Of the UK premiere opening film, Populaire, which stars Deborah Francois, Roman Duris and The Artist's Berenice Bejo, she said: "It's a beautiful, French film with a good story and perfect for Valentine's Day."
Ms Gardner said distributors liked what they called the "Glasgow response" to movies.
She said: "They feel they are getting a true look at what audiences will come and see because the audience has paid for the tickets, rather than it being an audience full of critics and journalists.
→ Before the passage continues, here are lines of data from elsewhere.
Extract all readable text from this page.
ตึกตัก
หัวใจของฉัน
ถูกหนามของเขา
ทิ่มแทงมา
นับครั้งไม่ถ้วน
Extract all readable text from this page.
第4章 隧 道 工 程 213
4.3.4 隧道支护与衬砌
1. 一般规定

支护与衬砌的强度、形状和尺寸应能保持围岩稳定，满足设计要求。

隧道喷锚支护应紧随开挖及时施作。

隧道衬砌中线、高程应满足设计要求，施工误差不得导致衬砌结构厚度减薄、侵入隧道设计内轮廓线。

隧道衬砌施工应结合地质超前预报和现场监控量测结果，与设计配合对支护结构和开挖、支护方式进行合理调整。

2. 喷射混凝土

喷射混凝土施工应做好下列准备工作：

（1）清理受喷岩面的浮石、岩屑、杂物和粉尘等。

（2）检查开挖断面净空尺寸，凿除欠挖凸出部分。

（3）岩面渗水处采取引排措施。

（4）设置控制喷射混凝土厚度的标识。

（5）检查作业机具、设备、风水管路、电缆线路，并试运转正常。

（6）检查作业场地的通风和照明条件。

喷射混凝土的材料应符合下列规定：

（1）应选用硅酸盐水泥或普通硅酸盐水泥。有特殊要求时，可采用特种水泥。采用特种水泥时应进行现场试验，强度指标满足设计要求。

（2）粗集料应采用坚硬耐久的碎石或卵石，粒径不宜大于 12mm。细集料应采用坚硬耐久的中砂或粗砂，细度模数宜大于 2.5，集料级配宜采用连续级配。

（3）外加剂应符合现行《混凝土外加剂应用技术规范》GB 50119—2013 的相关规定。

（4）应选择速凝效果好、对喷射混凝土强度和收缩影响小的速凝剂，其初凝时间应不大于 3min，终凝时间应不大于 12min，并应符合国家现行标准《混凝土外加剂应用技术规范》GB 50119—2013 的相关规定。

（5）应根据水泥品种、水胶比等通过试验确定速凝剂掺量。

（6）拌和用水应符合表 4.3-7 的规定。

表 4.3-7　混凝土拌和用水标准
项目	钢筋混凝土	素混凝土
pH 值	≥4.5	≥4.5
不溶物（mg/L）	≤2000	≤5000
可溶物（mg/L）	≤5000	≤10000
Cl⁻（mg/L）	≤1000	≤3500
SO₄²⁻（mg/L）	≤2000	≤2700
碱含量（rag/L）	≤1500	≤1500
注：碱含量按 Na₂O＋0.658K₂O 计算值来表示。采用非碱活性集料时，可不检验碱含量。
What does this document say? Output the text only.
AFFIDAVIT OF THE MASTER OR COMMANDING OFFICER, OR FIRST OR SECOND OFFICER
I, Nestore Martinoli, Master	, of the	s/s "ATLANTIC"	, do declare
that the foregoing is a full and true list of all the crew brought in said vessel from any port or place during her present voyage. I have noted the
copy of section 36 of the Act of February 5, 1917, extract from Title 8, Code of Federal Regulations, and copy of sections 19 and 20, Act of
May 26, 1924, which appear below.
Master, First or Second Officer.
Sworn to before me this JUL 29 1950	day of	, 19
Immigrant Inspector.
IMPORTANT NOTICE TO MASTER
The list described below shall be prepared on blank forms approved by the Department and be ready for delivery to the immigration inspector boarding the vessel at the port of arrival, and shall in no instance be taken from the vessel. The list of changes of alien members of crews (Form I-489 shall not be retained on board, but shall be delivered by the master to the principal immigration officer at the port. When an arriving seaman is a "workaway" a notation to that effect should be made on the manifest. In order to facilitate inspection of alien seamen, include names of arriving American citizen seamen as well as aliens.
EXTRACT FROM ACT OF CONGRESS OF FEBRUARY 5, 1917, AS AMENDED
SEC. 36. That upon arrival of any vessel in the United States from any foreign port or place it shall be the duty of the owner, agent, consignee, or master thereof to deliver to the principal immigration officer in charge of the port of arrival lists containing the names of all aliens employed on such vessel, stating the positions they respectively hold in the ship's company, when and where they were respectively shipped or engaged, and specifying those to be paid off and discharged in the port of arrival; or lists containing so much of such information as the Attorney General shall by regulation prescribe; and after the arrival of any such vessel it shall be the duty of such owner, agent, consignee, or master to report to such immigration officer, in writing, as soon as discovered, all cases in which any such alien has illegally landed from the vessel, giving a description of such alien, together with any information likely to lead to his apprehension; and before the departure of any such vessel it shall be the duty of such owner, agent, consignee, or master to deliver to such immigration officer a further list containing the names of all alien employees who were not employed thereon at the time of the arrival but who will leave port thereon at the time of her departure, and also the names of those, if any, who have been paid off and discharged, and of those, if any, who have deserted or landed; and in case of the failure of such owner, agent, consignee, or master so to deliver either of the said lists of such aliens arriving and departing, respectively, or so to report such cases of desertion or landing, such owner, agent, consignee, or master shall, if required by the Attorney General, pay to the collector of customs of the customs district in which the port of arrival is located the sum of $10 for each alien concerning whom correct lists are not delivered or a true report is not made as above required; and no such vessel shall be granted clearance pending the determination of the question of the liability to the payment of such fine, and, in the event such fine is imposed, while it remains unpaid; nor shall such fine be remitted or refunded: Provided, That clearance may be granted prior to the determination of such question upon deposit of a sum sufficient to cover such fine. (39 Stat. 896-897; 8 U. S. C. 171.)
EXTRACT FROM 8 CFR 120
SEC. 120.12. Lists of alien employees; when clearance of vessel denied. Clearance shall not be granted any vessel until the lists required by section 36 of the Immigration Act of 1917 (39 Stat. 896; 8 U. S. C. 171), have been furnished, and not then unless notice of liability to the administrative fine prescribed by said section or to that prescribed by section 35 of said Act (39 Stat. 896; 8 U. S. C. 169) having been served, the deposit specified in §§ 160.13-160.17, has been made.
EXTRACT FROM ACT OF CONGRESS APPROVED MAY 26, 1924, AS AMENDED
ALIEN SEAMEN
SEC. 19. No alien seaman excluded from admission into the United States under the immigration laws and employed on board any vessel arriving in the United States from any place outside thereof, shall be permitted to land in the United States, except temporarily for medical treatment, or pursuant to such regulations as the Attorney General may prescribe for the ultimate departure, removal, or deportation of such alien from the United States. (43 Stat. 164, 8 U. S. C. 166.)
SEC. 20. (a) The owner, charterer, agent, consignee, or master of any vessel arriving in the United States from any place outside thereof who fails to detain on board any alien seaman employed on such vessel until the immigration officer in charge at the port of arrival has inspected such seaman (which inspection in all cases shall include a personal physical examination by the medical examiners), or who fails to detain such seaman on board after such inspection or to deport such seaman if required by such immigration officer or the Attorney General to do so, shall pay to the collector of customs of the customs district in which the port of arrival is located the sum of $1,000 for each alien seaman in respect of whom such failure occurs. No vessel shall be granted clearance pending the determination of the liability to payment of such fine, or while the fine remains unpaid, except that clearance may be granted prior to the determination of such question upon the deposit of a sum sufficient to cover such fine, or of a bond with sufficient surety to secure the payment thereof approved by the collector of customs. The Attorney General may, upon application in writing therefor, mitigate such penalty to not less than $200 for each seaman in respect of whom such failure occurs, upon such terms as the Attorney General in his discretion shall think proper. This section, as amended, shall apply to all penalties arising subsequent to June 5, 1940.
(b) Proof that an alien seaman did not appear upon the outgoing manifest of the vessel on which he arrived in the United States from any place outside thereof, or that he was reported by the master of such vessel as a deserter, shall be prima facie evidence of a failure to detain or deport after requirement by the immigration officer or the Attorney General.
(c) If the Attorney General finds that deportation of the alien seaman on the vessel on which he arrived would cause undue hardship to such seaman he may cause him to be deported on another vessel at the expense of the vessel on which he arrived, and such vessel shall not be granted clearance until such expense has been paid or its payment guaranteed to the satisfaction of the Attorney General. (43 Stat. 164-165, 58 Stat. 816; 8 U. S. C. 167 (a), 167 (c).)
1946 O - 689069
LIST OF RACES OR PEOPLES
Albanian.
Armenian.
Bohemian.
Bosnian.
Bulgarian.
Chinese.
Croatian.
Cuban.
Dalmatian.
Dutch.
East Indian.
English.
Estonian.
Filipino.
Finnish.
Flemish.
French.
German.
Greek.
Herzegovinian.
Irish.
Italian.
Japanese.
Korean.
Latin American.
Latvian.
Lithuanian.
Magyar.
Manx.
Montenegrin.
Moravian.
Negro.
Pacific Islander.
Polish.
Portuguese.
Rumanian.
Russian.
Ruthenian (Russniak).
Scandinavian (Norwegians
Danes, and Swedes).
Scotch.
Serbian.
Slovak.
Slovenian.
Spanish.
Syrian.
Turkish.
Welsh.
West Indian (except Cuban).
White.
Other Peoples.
They think our audiences are smart and critically aware."
She does not regard it as being in competition with the Edinburgh International Film Festival, which has more of a focus on the film industry and delegates.
More unusual parts of the festival include a mystery film in the Subway, as well as a first screening in Glasgow Cathedral of The Passion of Joan of Arc.
There will also be the showing of eight new silent films at the Grand Central Hotel at the Entre Chien Et Loup event curated by the artist Henry Coombes.
Scots actor James Cosmo will be in conversation about his life while actors from popular tele-vision show Game of Thrones will introduce an episode and launch its third series.
Robert Florence, of BBC Scotland's Burnistoun, will team up with the festival for a strand celebrating computer gaming.
There will also be a James Cagney retrospective, a focus on Brazilian cinema, and a new festival club at the Centre for Contemporary Arts. A short film festival runs from February 7 to February 10 and a youth film festival runs from February 3 to February 13.